Almost exactly a year ago, the European Commission president denounced Russia’s strikes on civilian infrastructure in Ukraine as war crimes. “Cutting off men, women, children of water, electricity and heating with winter coming – these are acts of pure terror,” she wrote. “And we have to call it as such.”
Albanese noted Von der Leyen had said nothing equivalent about Israel’s even worse attacks on Palestinian infrastructure.
Sending in the heavies
Meanwhile, France has already started breaking up and banning demonstrations against the bombing of Gaza. Its justice minister has echoed Braverman in suggesting solidarity with Palestinians risks offending Jewish communities and should be treated as “hate speech”.
Naturally, Washington is unwavering in its support for whatever Israel decides to do to Gaza, as secretary of state Anthony Blinken made clear during his visit this week.
President Joe Biden has promised weapons and funding, and sent in the military equivalent of “the heavies” to make sure no one disturbs Israel as it carries out those war crimes. An aircraft carrier has been dispatched to the region to ensure quiet from Israel’s neighbours as the ground invasion is launched.
Even those officials whose chief role is to promote international law, such as Antonio Gutteres, secretary general of the UN, have started to move with the shifting ground.
Like most Western officials, he has emphasised Gaza’s “humanitarian needs” above the rules of war Israel is obliged to honour.
This is Israel’s success.
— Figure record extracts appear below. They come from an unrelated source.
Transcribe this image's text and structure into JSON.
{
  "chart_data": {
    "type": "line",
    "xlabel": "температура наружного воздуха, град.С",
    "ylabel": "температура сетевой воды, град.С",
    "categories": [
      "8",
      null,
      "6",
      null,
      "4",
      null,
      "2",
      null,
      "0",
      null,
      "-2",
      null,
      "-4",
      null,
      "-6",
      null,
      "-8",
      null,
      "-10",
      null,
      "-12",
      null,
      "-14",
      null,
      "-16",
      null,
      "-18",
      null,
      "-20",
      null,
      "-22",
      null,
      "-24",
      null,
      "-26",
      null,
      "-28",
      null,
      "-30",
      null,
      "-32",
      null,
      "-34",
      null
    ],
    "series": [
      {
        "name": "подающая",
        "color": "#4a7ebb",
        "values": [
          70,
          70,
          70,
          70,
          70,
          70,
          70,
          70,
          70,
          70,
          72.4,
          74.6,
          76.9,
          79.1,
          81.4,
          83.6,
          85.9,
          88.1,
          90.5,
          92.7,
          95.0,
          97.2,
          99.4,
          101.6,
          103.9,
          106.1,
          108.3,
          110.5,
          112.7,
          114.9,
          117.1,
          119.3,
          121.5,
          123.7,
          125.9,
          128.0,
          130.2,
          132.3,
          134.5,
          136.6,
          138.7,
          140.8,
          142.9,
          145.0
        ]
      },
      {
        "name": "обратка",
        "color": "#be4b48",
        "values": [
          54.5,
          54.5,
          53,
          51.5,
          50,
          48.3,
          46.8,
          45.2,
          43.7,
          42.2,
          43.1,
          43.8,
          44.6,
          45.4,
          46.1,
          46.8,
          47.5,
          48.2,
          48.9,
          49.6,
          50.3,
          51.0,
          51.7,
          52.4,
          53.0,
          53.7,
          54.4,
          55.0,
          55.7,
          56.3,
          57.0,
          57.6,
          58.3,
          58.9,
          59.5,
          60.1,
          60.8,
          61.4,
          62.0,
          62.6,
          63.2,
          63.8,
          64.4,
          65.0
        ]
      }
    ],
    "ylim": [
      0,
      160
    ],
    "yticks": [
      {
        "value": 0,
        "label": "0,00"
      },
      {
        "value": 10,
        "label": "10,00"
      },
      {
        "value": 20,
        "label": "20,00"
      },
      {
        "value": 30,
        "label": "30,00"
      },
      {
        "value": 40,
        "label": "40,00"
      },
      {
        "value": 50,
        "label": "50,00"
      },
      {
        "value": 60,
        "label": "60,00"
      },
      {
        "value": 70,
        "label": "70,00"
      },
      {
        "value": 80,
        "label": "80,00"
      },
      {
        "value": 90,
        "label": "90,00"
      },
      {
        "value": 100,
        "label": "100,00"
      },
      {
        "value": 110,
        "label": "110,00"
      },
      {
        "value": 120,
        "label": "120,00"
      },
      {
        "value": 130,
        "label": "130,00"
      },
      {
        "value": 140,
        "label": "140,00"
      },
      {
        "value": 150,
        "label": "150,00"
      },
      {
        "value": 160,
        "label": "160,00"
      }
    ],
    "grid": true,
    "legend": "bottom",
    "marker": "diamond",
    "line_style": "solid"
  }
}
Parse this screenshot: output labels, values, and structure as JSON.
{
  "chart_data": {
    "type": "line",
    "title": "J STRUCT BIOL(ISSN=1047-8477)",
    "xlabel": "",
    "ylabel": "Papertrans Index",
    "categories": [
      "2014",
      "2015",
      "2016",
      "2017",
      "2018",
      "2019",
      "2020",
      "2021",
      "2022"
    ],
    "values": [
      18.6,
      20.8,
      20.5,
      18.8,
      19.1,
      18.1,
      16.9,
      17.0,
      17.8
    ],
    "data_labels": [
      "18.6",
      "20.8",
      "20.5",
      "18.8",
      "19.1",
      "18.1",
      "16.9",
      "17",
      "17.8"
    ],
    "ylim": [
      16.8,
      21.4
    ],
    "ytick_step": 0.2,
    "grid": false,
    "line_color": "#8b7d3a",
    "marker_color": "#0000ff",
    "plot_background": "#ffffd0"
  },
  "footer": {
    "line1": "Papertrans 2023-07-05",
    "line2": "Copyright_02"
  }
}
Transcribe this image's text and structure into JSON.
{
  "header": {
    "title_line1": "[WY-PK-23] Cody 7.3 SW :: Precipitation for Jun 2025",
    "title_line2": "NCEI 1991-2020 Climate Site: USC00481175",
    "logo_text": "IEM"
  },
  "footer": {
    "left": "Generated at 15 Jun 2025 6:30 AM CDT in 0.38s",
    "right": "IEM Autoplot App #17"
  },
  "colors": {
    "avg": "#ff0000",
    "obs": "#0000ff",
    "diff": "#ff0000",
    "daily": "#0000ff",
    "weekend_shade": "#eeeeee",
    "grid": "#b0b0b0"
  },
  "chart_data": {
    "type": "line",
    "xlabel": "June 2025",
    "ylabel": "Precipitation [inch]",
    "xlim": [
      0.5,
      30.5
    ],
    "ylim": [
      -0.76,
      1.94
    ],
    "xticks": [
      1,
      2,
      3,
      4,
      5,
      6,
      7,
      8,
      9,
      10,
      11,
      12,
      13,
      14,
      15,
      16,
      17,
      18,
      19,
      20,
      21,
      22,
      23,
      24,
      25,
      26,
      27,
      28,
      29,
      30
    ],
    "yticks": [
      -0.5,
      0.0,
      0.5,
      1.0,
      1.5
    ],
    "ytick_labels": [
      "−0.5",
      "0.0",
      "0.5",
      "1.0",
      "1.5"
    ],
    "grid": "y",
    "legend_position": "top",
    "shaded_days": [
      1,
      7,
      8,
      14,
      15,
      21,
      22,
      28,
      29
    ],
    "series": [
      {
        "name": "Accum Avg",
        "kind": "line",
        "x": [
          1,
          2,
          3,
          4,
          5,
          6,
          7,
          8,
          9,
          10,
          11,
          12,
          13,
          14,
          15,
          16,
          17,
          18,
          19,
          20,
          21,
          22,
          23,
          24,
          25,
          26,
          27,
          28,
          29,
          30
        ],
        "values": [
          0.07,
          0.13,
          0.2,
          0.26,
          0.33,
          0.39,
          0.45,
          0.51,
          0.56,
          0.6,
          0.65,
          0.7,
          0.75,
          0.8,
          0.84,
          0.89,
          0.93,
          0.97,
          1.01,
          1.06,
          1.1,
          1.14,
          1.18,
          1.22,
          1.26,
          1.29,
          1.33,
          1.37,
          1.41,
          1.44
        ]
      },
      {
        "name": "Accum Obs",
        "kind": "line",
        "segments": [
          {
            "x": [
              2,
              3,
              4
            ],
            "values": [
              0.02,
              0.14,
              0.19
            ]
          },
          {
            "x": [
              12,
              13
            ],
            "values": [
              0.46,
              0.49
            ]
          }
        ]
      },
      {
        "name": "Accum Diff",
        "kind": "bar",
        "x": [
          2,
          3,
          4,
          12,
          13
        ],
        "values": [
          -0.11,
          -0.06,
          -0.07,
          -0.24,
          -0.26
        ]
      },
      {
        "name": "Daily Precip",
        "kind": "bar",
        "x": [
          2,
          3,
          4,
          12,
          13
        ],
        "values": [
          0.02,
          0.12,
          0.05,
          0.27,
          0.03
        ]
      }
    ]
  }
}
The language of international law that should apply to Gaza – of rules and norms Israel must obey – has given way to, at best, the principles of humanitarianism: acts of international charity to patch up the suffering of those whose rights are being systematically trampled on, and those whose lives are being obliterated.
Western officials are more than happy with the direction of travel. Not just for Israel’s sake but for their own too. Because one day in the future, their own populations may be as much trouble to them as Palestinians in Gaza are to Israel right now.
Supporting Israel’s right to defend itself is their downpayment.